Black and white pages beckoned me like a looking glass into another realm. Despite the simple line drawings of pen and ink, these cartoon characters were my friends, cheerfully inviting me to crawl into their animated dominion. Together, we flew kites, kicked footballs, and even skated on ice ponds throughout those long, Texas Julys.


I was never alone. I had a girlfriend named Lucy, a little bird named Woodstock, and a companion named Frieda with naturally, curly hair. In the course of a few short weeks, I leapt into autumn with Linus (“Never jump into a pile of leaves with a wet sucker”), leaned against the mailbox with Charlie Brown (“Waiting for Valentine’s”), and learned to appreciate Pig Pen’s dusty appearance (“He could have on him some of the soil of ancient Babylon”).

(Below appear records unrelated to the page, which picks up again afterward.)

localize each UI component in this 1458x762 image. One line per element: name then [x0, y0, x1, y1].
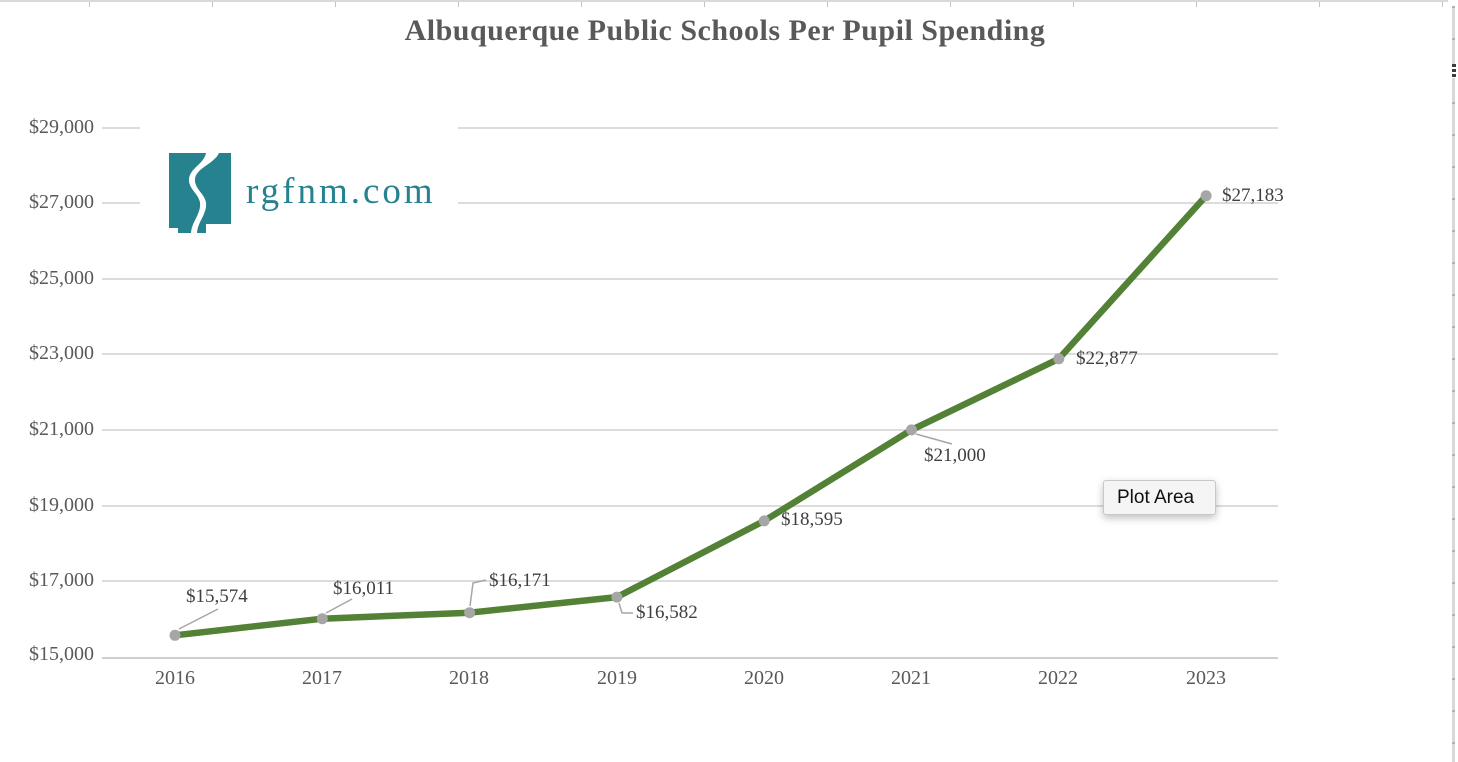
rgfnm-logo: rgfnm.com	[140, 108, 458, 254]
series-line[interactable]	[174, 193, 1209, 639]
gridline-23000	[102, 353, 1278, 355]
data-label-2020[interactable]: $18,595	[781, 509, 843, 530]
data-label-2019[interactable]: $16,582	[636, 602, 698, 623]
leader-line-2021	[915, 433, 953, 445]
x-axis-line	[102, 657, 1278, 659]
leader-line-2018	[469, 579, 487, 607]
data-point-marker-2017[interactable]	[316, 613, 328, 625]
x-axis-tick-label[interactable]: 2018	[449, 667, 489, 689]
data-point-marker-2018[interactable]	[464, 607, 476, 619]
y-axis-tick-label[interactable]: $23,000	[29, 342, 94, 364]
data-point-marker-2020[interactable]	[758, 515, 770, 527]
chart-title[interactable]: Albuquerque Public Schools Per Pupil Spe…	[404, 14, 1046, 47]
data-label-2021[interactable]: $21,000	[924, 445, 986, 466]
x-axis-tick-label[interactable]: 2023	[1186, 667, 1226, 689]
data-point-marker-2016[interactable]	[169, 629, 181, 641]
leader-line-2019	[618, 602, 633, 614]
spreadsheet-top-row-edge	[0, 0, 1448, 7]
spreadsheet-row-selection-marker	[1452, 64, 1456, 78]
y-axis-tick-label[interactable]: $21,000	[29, 418, 94, 440]
data-label-2023[interactable]: $27,183	[1222, 185, 1284, 206]
spreadsheet-right-column-edge	[1452, 6, 1455, 762]
data-label-2017[interactable]: $16,011	[333, 578, 395, 599]
plot-area-tooltip: Plot Area	[1103, 480, 1216, 515]
data-point-marker-2021[interactable]	[906, 424, 917, 436]
gridline-21000	[102, 429, 1278, 431]
new-mexico-river-icon	[169, 153, 231, 233]
y-axis-tick-label[interactable]: $25,000	[29, 267, 94, 289]
data-point-marker-2019[interactable]	[611, 591, 623, 603]
data-label-2022[interactable]: $22,877	[1076, 348, 1138, 369]
y-axis-tick-label[interactable]: $17,000	[29, 569, 94, 591]
x-axis-tick-label[interactable]: 2021	[891, 667, 931, 689]
x-axis-tick-label[interactable]: 2016	[155, 667, 195, 689]
data-point-marker-2023[interactable]	[1200, 190, 1212, 202]
gridline-25000	[102, 278, 1278, 280]
x-axis-tick-label[interactable]: 2017	[302, 667, 342, 689]
data-point-marker-2022[interactable]	[1053, 353, 1065, 365]
x-axis-tick-label[interactable]: 2022	[1038, 667, 1078, 689]
y-axis-tick-label[interactable]: $29,000	[29, 116, 94, 138]
x-axis-tick-label[interactable]: 2019	[597, 667, 637, 689]
leader-line-2016	[178, 608, 219, 630]
y-axis-tick-label[interactable]: $19,000	[29, 494, 94, 516]
gridline-19000	[102, 505, 1278, 507]
data-label-leader-lines	[178, 433, 953, 630]
data-label-2016[interactable]: $15,574	[186, 586, 248, 607]
x-axis-tick-label[interactable]: 2020	[744, 667, 784, 689]
leader-line-2017	[325, 598, 353, 614]
y-axis-tick-label[interactable]: $15,000	[29, 643, 94, 665]
gridline-17000	[102, 580, 1278, 582]
gridline-27000	[102, 202, 1278, 204]
y-axis-tick-label[interactable]: $27,000	[29, 191, 94, 213]
data-label-2018[interactable]: $16,171	[489, 570, 551, 591]
gridline-29000	[102, 127, 1278, 129]
logo-text: rgfnm.com	[246, 171, 436, 212]
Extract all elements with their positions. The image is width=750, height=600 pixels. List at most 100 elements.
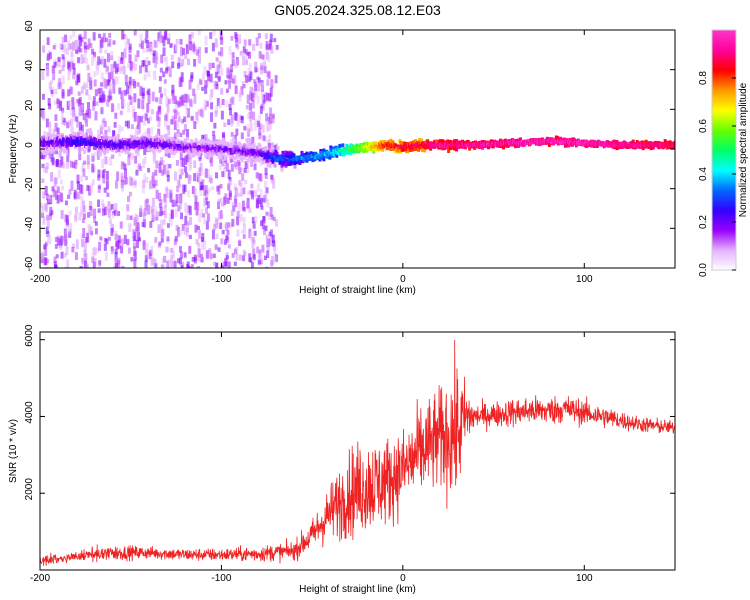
spectrogram-cell bbox=[149, 221, 153, 228]
spectrogram-cell bbox=[287, 161, 291, 166]
spectrogram-cell bbox=[203, 189, 207, 197]
spectrogram-cell bbox=[267, 153, 271, 158]
spectrogram-cell bbox=[142, 158, 146, 168]
spectrogram-cell bbox=[235, 128, 239, 136]
spectrogram-cell bbox=[215, 172, 219, 179]
spectrogram-cell bbox=[174, 235, 178, 242]
spectrogram-cell bbox=[166, 260, 170, 268]
spectrogram-cell bbox=[195, 119, 199, 125]
spectrogram-cell bbox=[210, 102, 214, 110]
spectrogram-cell bbox=[133, 30, 137, 36]
colorbar-segment bbox=[712, 160, 736, 163]
spectrogram-cell bbox=[283, 157, 287, 162]
spectrogram-cell bbox=[63, 44, 67, 54]
spectrogram-cell bbox=[77, 99, 81, 107]
spectrogram-cell bbox=[84, 252, 88, 260]
spectrogram-cell bbox=[236, 211, 240, 218]
spectrogram-cell bbox=[44, 166, 48, 174]
spectrogram-cell bbox=[236, 151, 240, 156]
spectrogram-cell bbox=[420, 138, 424, 143]
spectrogram-cell bbox=[445, 145, 449, 150]
spectrogram-cell bbox=[188, 234, 192, 240]
spectrogram-cell bbox=[179, 132, 183, 138]
spectrogram-cell bbox=[242, 187, 246, 195]
spectrogram-cell bbox=[197, 30, 201, 36]
spectrogram-cell bbox=[108, 88, 112, 98]
spectrogram-cell bbox=[97, 174, 101, 181]
spectrogram-cell bbox=[83, 160, 87, 165]
spectrogram-cell bbox=[269, 161, 273, 166]
spectrogram-cell bbox=[230, 114, 234, 125]
spectrogram-cell bbox=[236, 153, 240, 158]
spectrogram-cell bbox=[262, 225, 266, 236]
spectrogram-cell bbox=[80, 105, 84, 112]
spectrogram-cell bbox=[97, 185, 101, 193]
spectrogram-cell bbox=[146, 137, 150, 142]
spectrogram-cell bbox=[144, 113, 148, 121]
spectrogram-cell bbox=[186, 94, 190, 103]
spectrogram-cell bbox=[128, 54, 132, 63]
spectrogram-cell bbox=[53, 137, 57, 142]
spectrogram-cell bbox=[221, 202, 225, 207]
spectrogram-cell bbox=[110, 55, 114, 61]
spectrogram-cell bbox=[233, 75, 237, 85]
spectrogram-cell bbox=[374, 141, 378, 146]
spectrogram-cell bbox=[203, 99, 207, 109]
spectrogram-cell bbox=[42, 46, 46, 53]
spectrogram-cell bbox=[172, 150, 176, 155]
colorbar-segment bbox=[712, 198, 736, 201]
spectrogram-cell bbox=[59, 245, 63, 250]
spectrogram-cell bbox=[156, 111, 160, 121]
spectrogram-cell bbox=[215, 144, 219, 149]
spectrogram-cell bbox=[228, 81, 232, 89]
spectrogram-cell bbox=[271, 255, 275, 265]
spectrogram-cell bbox=[204, 185, 208, 195]
spectrogram-cell bbox=[180, 46, 184, 57]
spectrogram-cell bbox=[211, 42, 215, 52]
spectrogram-cell bbox=[111, 154, 115, 159]
spectrogram-cell bbox=[270, 229, 274, 238]
spectrogram-cell bbox=[58, 267, 62, 268]
spectrogram-cell bbox=[170, 261, 174, 268]
spectrogram-cell bbox=[112, 210, 116, 216]
spectrogram-cell bbox=[211, 141, 215, 146]
spectrogram-y-tick-label: -40 bbox=[24, 217, 35, 232]
spectrogram-cell bbox=[202, 140, 206, 145]
spectrogram-cell bbox=[193, 121, 197, 129]
spectrogram-cell bbox=[127, 146, 131, 151]
spectrogram-cell bbox=[262, 135, 266, 141]
spectrogram-cell bbox=[92, 51, 96, 58]
spectrogram-cell bbox=[51, 158, 55, 164]
spectrogram-cell bbox=[229, 154, 233, 159]
spectrogram-cell bbox=[61, 147, 65, 152]
spectrogram-cell bbox=[86, 102, 90, 110]
spectrogram-cell bbox=[203, 148, 207, 158]
spectrogram-cell bbox=[349, 151, 353, 156]
colorbar-segment bbox=[712, 190, 736, 193]
snr-x-tick-label: -100 bbox=[211, 573, 231, 584]
spectrogram-cell bbox=[216, 98, 220, 106]
spectrogram-cell bbox=[41, 163, 45, 169]
spectrogram-cell bbox=[252, 111, 256, 120]
spectrogram-cell bbox=[256, 148, 260, 153]
spectrogram-cell bbox=[163, 204, 167, 214]
spectrogram-cell bbox=[55, 61, 59, 66]
spectrogram-cell bbox=[141, 60, 145, 68]
spectrogram-cell bbox=[253, 163, 257, 171]
spectrogram-cell bbox=[239, 144, 243, 149]
spectrogram-cell bbox=[169, 136, 173, 141]
spectrogram-cell bbox=[479, 144, 483, 149]
spectrogram-cell bbox=[100, 199, 104, 206]
spectrogram-cell bbox=[169, 189, 173, 199]
spectrogram-cell bbox=[43, 149, 47, 154]
spectrogram-cell bbox=[183, 138, 187, 143]
spectrogram-cell bbox=[41, 143, 45, 148]
spectrogram-cell bbox=[188, 157, 192, 164]
spectrogram-cell bbox=[258, 114, 262, 124]
spectrogram-cell bbox=[231, 96, 235, 105]
spectrogram-cell bbox=[51, 65, 55, 73]
spectrogram-cell bbox=[139, 205, 143, 212]
spectrogram-cell bbox=[115, 137, 119, 142]
spectrogram-cell bbox=[266, 199, 270, 208]
spectrogram-cell bbox=[250, 261, 254, 268]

I even struggled with a beagle, strip by strip, to find the best sentence for his upcoming novel (“It was a dark and stormy night”) and then shared Snoopy’s heartbreak when he finally heard back from his publisher (“He’s gone into ‘rejection-slip’ shock”).


After a glorious August, I returned to the halls of magic markers, floor wax, and recess sweat. I traded my paperbacks for hardbacks, and exchanged my imagination for determination — all for the sake of an education. Although the renewed personal interactions were pleasant, I occasionally found myself fondly recalling the two-dimensional friendships I’d so enjoyed during those dog days of summer.


One quiet Saturday afternoon, I rejoined my Peanuts pals as they lay looking at the clouds. I stepped into the picture just in time to hear Lucy ask Linus what he saw in the sky. “Well,” he answered, “those clouds up there look like the map of the British Honduras on the Caribbean… That cloud up there looks a little like the profile of Thomas Eakins, the famous painter and sculptor… And that group of clouds over there gives me the impression of the stoning of Stephen… I can see the apostle Paul standing there to one side…”


When asked the same question, Charlie Brown didn’t disappoint. “I was going to say I saw a ducky and a horsie,” he told Lucy and I, “but I changed my mind.”


I smiled knowing I was not alone, but at home, down a dusty, dirt road with friends.